Garreth palideció. Había jurado lealtad a esa casa en su juventud. Había luchado por ellos en los campos de Brathmoor.

Esa noche, mientras los enanos festejaban alrededor del fuego, él permaneció en silencio, mirando el estandarte chamuscado.

Rukn se le acercó.

—No me digas que tienes escrúpulos, caballero.

—Tengo recuerdos —respondió Garreth.

—Los recuerdos no llenan el estómago.

Garreth lo miró a los ojos.

—Tampoco la traición.

El silencio entre ambos fue más frío que la noche.

 

Pasaron más golpes, más muertes, más oro. Y con cada uno, Garreth se hundía más. La camaradería de los enanos era brutal, pero sincera: compartían vino, carne y sangre como hermanos.

Al final, Garreth comprendió una verdad amarga: nunca había sentido tal pertenencia en ningún castillo ni corte. Era entre ladrones y asesinos donde, por primera vez, alguien lo llamaba “hermano” sin desprecio.

 

Un invierno después, la noticia corrió por los caminos: la capital ofrecía una recompensa enorme por la cabeza del Caballero de los Enanos y su banda.

—Han puesto precio a nuestro nombre —rió Thimra, con los dientes roídos—. Ahora somos leyenda.

Pero Garreth sabía que las leyendas terminaban con sogas alrededor del cuello o cuchillos en la oscuridad.

Miró a sus compañeros, esos enanos desarrapados que lo habían emboscado un día cualquiera, y se preguntó qué era peor: morir con ellos en los caminos, o sobrevivir solo en un mundo que nunca lo había querido.

 

Un mes después, en el cruce de Ketherholt, los hombres del rey los alcanzaron.

La batalla fue breve, feroz, desesperada.
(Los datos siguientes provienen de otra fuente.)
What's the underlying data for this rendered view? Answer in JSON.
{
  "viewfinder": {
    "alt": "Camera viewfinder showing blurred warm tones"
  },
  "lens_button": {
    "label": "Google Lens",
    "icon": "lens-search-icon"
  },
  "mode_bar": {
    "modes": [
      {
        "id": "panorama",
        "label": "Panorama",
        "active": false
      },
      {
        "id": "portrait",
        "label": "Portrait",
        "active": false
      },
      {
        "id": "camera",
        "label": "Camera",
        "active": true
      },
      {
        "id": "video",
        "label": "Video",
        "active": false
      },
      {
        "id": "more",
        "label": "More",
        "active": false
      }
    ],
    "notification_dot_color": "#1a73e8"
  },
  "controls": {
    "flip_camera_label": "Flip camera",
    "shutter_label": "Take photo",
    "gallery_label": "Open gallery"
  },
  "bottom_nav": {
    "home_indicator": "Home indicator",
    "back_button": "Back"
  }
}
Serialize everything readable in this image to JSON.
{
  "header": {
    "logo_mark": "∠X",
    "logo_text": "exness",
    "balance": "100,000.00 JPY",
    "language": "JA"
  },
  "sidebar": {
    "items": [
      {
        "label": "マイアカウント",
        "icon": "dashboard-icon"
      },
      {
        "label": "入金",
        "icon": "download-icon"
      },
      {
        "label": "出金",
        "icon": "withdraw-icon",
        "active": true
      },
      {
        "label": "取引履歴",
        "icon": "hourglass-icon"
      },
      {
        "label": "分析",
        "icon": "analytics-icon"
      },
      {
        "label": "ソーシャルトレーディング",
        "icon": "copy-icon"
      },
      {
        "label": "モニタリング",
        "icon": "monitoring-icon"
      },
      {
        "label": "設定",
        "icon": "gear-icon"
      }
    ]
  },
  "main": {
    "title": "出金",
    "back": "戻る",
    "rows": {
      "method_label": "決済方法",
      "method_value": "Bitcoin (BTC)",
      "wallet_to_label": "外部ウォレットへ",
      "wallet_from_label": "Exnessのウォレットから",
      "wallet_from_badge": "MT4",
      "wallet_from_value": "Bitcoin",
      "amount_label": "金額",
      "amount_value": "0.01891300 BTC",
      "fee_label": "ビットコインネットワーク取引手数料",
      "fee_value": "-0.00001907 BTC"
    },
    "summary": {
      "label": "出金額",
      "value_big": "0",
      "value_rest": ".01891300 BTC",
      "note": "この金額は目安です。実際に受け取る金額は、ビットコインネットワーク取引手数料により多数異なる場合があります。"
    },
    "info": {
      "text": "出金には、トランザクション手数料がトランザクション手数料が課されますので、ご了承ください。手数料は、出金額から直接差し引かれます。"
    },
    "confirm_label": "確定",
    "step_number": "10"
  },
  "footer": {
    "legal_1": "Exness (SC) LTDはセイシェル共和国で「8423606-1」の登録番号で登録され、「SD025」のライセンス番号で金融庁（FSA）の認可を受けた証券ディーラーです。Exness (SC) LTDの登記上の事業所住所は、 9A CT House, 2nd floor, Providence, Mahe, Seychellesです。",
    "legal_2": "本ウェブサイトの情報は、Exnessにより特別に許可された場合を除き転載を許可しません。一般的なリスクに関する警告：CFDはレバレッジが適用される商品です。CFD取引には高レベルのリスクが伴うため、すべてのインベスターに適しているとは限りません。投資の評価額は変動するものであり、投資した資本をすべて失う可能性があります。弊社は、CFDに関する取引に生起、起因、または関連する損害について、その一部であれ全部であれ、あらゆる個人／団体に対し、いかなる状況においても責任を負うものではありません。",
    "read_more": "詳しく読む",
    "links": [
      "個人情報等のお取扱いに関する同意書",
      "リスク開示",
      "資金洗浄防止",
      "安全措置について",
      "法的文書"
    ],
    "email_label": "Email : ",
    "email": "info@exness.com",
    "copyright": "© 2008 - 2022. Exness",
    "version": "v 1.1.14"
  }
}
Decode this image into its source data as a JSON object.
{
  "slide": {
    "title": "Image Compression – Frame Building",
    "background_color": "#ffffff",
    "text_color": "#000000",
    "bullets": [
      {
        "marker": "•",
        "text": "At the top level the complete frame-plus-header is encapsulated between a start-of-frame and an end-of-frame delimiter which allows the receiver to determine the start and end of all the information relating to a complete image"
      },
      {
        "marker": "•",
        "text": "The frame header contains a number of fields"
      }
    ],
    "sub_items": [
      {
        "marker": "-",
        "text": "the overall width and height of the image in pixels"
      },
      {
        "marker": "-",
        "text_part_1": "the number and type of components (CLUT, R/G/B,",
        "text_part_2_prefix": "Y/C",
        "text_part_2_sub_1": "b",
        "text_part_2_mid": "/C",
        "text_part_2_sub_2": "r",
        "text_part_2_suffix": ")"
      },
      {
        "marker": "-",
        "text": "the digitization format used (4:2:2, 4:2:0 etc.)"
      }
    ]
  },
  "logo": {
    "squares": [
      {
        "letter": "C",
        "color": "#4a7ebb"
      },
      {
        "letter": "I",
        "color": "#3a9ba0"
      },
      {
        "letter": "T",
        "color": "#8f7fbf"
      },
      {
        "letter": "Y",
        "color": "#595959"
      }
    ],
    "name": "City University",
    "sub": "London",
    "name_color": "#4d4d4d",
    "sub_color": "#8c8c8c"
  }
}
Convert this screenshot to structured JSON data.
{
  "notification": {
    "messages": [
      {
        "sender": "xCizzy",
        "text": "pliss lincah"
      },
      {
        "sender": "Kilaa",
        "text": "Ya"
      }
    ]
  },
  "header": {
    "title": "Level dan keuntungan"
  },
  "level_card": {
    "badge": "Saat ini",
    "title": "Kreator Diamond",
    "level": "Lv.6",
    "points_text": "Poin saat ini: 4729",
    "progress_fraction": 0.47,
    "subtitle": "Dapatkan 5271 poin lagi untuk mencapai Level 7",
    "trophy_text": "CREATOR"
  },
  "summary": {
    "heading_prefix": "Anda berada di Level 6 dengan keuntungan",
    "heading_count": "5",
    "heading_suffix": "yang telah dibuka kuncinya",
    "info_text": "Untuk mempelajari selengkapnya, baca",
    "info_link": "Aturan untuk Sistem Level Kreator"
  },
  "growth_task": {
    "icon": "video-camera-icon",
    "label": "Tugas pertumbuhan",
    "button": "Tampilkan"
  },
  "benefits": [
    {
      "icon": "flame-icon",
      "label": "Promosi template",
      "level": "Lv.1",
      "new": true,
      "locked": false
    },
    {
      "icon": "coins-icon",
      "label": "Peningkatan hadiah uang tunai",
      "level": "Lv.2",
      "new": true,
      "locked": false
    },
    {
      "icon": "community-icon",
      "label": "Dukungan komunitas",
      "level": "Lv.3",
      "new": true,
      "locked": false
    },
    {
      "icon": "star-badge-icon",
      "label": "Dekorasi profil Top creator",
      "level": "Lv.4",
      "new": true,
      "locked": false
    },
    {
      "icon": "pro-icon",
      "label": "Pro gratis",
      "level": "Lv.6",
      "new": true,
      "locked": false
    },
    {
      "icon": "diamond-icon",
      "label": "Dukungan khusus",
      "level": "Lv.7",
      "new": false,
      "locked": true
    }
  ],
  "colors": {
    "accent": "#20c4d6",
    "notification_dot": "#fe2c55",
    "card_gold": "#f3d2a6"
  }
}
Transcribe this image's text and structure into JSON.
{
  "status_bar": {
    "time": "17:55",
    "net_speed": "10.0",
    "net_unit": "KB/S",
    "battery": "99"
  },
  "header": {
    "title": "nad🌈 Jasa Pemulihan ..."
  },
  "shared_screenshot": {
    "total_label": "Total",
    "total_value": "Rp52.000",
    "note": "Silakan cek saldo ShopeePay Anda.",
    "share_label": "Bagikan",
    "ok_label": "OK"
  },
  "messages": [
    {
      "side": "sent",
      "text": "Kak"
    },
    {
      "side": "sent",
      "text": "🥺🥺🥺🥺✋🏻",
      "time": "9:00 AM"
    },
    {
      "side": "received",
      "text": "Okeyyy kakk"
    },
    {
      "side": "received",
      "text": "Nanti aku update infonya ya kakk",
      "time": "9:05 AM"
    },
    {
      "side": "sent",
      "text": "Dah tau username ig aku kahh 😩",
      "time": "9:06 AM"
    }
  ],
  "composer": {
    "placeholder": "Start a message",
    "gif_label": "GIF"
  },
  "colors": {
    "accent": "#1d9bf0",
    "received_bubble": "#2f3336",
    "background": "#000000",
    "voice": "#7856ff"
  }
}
Garreth luchó como en sus mejores días, hiriendo, sangrando, matando. Uno a uno, los enanos fueron cayendo: Orrik y Dorrik espalda con espalda, Bregan atravesado por lanzas, Thimra riendo hasta su último aliento.

Rukn el Tuerto murió a su lado, con una carcajada ronca.

Garreth quedó rodeado, espada en mano, la armadura rota y la boca llena de sangre. No se rindió.

Los hombres del rey decían después que el Caballero de los Enanos cayó como un demonio.

Pero en las tabernas, mucho tiempo después, se cantaba otra cosa: que Garreth de Mornhall no había muerto, que aún cabalgaba entre las sombras junto a cinco enanos fantasmales, asaltando las caravanas que se dirigían a Travenne.

Y que si alguien escuchaba una risa rota en los caminos oscuros, más valía rezar y soltar las riendas.